Раньше, очень давно, у нас был слон. Старик Хатхи плохо видел и от преклонного возраста с трудом передвигал ноги, но стоически выдерживал выступления, а перед началом развлекал зрителей на улице, позволяя фотографироваться с собой за символическую плату. Я очень хорошо помню циркового слона. Я любил его и часто приходил, чтобы покормить или просто посидеть рядом. Он был единственным обитателем цирка, с которым мне было хорошо. Хатхи всегда одевали очень ярко в слоновьи наряды с индийскими орнаментами, розовыми, синими, желтыми. Он был талантливым и преданным делу артистом. Зрители тоже любили его. Восхищенно смотрели на него снизу вверх, гладили и буквально визжали от восторга в ожидании появления этого великана на арене. Когда мне было девять, Хатхи умер. Невосполнимая потеря для маленького сына клоунов. Я помню, что был единственным, кто плакал. Почему-то даже дрессировщику Хатхи, мистеру Баусу было наплевать. Или он просто был готов, потому что знал, что старики неизбежно уходят в могилу. Вообще, цирк — довольно циничный и лицемерный мир. Смеха здесь больше напоказ, чудеса только по расписанию, за раскрашенными фасадами трейлеров — старая мебель и протекающие краны, вместо клубничного наполнителя для сладкой ваты — дешевый сироп с усилителем вкуса. Я бы никогда не купил своему ребенку то, что предлагается в бродячем цирке в качестве лакомства. Потому что даже они тут ненастоящие. Я оглядываюсь по сторонам — чуть поодаль от входя стоит большая фигура слона, вырезанная из фанеры. Плоский заменитель Хатхи даже хуже, чем заменитель вкуса в сладкой вате. Рядом с разрисованным куском фанеры фотографируются дети, но даже улыбки у них какие-то ненастоящие. Когда был Хатхи, он заставлял всех смеяться и визжать от восторга.

Вслед за вереницей зрителей я поднялся по небольшой лестнице и оказался внутри главного шатра — как внутри своих детских воспоминаний. Тут тоже все было по-прежнему. Пахло опилками и животными. Пахло старыми складными деревянными стульями и железными заржавевшими балками. Пахло кормом для зверей. Все это смешивалось в моей голове, воскрешая картины прошлого. Мурашки пробежали по всему телу. Я прошел на свое место.

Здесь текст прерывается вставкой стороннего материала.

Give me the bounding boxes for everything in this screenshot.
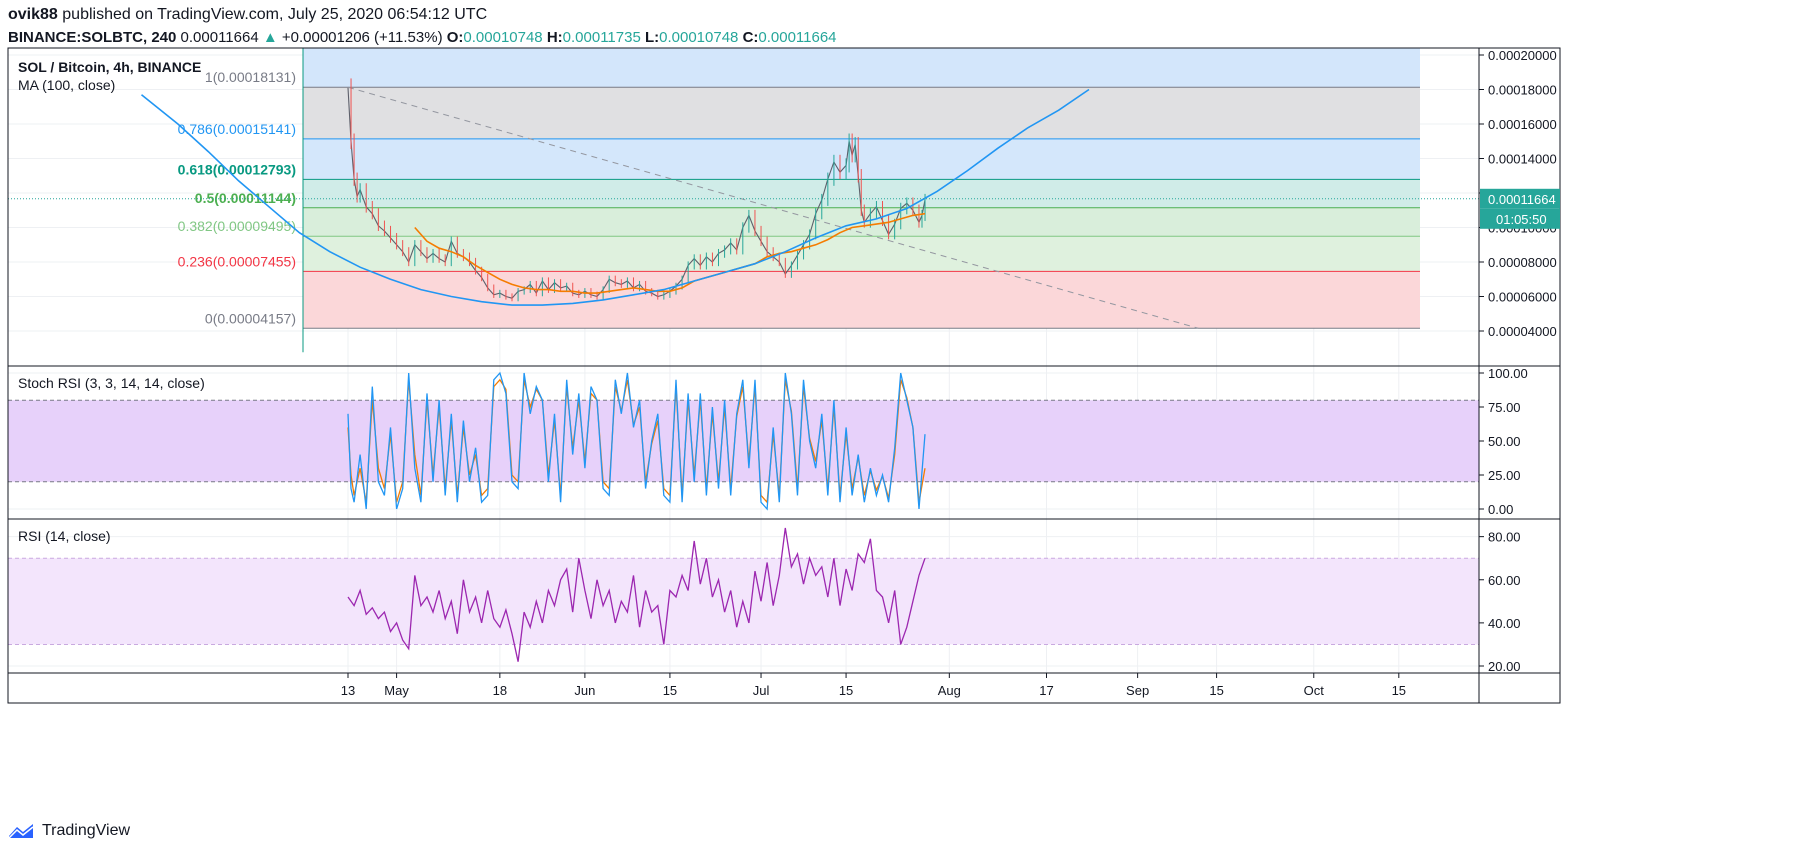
low-value: 0.00010748 bbox=[659, 29, 739, 46]
rsi-panel bbox=[8, 527, 1479, 667]
price-axis-label: 0.00006000 bbox=[1488, 290, 1557, 305]
arc-curve-line bbox=[140, 88, 1090, 306]
price-chart-title: SOL / Bitcoin, 4h, BINANCE bbox=[18, 59, 201, 75]
rsi-axis-label: 60.00 bbox=[1488, 573, 1521, 588]
stoch-rsi-panel bbox=[8, 371, 1479, 511]
fib-band bbox=[303, 271, 1420, 329]
countdown-label: 01:05:50 bbox=[1496, 212, 1547, 227]
price-axis-label: 0.00014000 bbox=[1488, 152, 1557, 167]
time-axis-label: 15 bbox=[1392, 683, 1406, 698]
trendline-dashed bbox=[347, 86, 1199, 329]
last-price-tag bbox=[1480, 188, 1560, 209]
publish-line: ovik88 published on TradingView.com, Jul… bbox=[8, 6, 487, 24]
time-axis-label: Sep bbox=[1126, 683, 1149, 698]
fib-level-label: 0.5(0.00011144) bbox=[195, 190, 296, 206]
stoch-axis-label: 75.00 bbox=[1488, 400, 1521, 415]
chart-frame bbox=[7, 47, 1561, 704]
stoch-axis-label: 25.00 bbox=[1488, 468, 1521, 483]
fib-level-label: 0.618(0.00012793) bbox=[178, 161, 296, 177]
price-panel: 1(0.00018131) 0.786(0.00015141) 0.618(0.00… bbox=[8, 48, 1479, 353]
stoch-axis-label: 0.00 bbox=[1488, 502, 1513, 517]
close-label: C: bbox=[742, 29, 759, 46]
fib-level-label: 0(0.00004157) bbox=[205, 310, 296, 326]
tradingview-logo-icon bbox=[8, 824, 34, 839]
rsi-axis-label: 80.00 bbox=[1488, 530, 1521, 545]
time-axis-label: 15 bbox=[1209, 683, 1223, 698]
rsi-axis-label: 20.00 bbox=[1488, 659, 1521, 674]
price-series-line bbox=[347, 87, 926, 299]
time-axis-label: 15 bbox=[839, 683, 853, 698]
stoch-band-fill bbox=[8, 400, 1479, 482]
price-change: +0.00001206 (+11.53%) bbox=[281, 29, 443, 46]
time-axis-label: 15 bbox=[663, 683, 677, 698]
high-label: H: bbox=[546, 29, 563, 46]
symbol-label: BINANCE:SOLBTC, 240 bbox=[8, 29, 177, 46]
fib-band bbox=[303, 48, 1420, 88]
stoch-axis-label: 100.00 bbox=[1488, 366, 1528, 381]
last-price: 0.00011664 bbox=[180, 29, 259, 46]
time-axis-label: 13 bbox=[341, 683, 355, 698]
ohlc-line: BINANCE:SOLBTC, 240 0.00011664 ▲ +0.0000… bbox=[8, 29, 837, 46]
time-axis-label: Jul bbox=[753, 683, 770, 698]
low-label: L: bbox=[644, 29, 660, 46]
rsi-axis-label: 40.00 bbox=[1488, 616, 1521, 631]
published-text: published on TradingView.com, July 25, 2… bbox=[62, 6, 488, 23]
fib-band bbox=[303, 236, 1420, 272]
fib-level-label: 0.786(0.00015141) bbox=[178, 121, 296, 137]
stoch-k-line bbox=[347, 371, 926, 511]
open-value: 0.00010748 bbox=[463, 29, 543, 46]
fib-level-label: 0.382(0.00009495) bbox=[178, 218, 296, 234]
rsi-band-fill bbox=[8, 558, 1479, 645]
time-axis-label: May bbox=[384, 683, 409, 698]
tradingview-brand[interactable]: TradingView bbox=[8, 822, 130, 840]
time-axis-label: Oct bbox=[1304, 683, 1325, 698]
ma-indicator-label: MA (100, close) bbox=[18, 77, 115, 93]
time-axis-label: 18 bbox=[493, 683, 507, 698]
x-axis: 13 May 18 Jun 15 Jul 15 Aug 17 Sep 15 Oct 15 bbox=[341, 673, 1406, 698]
price-axis-label: 0.00008000 bbox=[1488, 255, 1557, 270]
brand-name: TradingView bbox=[42, 822, 131, 839]
price-axis-label: 0.00004000 bbox=[1488, 324, 1557, 339]
author-name[interactable]: ovik88 bbox=[8, 6, 58, 23]
stoch-axis-label: 50.00 bbox=[1488, 434, 1521, 449]
open-label: O: bbox=[446, 29, 464, 46]
stoch-rsi-title: Stoch RSI (3, 3, 14, 14, close) bbox=[18, 375, 205, 391]
fib-level-label: 1(0.00018131) bbox=[205, 69, 296, 85]
time-axis-label: Aug bbox=[938, 683, 961, 698]
y-axis: 0.00020000 0.00018000 0.00016000 0.00014000… bbox=[1479, 48, 1557, 674]
price-axis-label: 0.00018000 bbox=[1488, 83, 1557, 98]
fib-band bbox=[303, 87, 1420, 139]
fib-level-label: 0.236(0.00007455) bbox=[178, 253, 296, 269]
close-value: 0.00011664 bbox=[758, 29, 837, 46]
price-axis-label: 0.00020000 bbox=[1488, 48, 1557, 63]
last-price-tag-label: 0.00011664 bbox=[1488, 192, 1556, 207]
ma100-line bbox=[414, 212, 926, 294]
high-value: 0.00011735 bbox=[562, 29, 641, 46]
rsi-title: RSI (14, close) bbox=[18, 528, 111, 544]
time-axis-label: 17 bbox=[1039, 683, 1053, 698]
countdown-tag bbox=[1480, 208, 1560, 229]
price-axis-label: 0.00016000 bbox=[1488, 117, 1557, 132]
time-axis-label: Jun bbox=[574, 683, 595, 698]
change-arrow-icon: ▲ bbox=[262, 29, 278, 46]
rsi-line bbox=[347, 527, 926, 662]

Представление началось. Фокусник, силачи, дрессированные собачки и акробаты под куполом цирка. Когда Лейла делала сальто, а ее брат Микки ловил сестру за руки, по залу пронеслось восхищенное «Ааах». А я видел, что Лейла не тянула носок, что Микки берег спину и поэтому выполнял элементы лишь вполсилы. Я видел, как «грязно» приземлился он после прыжка, как тяжело балансировала Лейла на канате, как едва не сорвалась три раза. Я видел, как не идеальны были их прыжки и перевороты.

В перерывах между номерами зрителей развлекали клоуны. Все те же отработанные номера и лишь пара новых шуток. Отец сильно сдал — от меня грим и расстояние до манежа не могли это скрыть. Мама казалась все такой же, только голос то и дело срывался на высокие ноты. Ничего, совершенно ничего, не изменилось в их жизни. Они передвигались по давно протоптанным тропкам — вымеренным траекториям и даже из зала вызывали для конкурсов людей с тех же мест, что десять лет назад.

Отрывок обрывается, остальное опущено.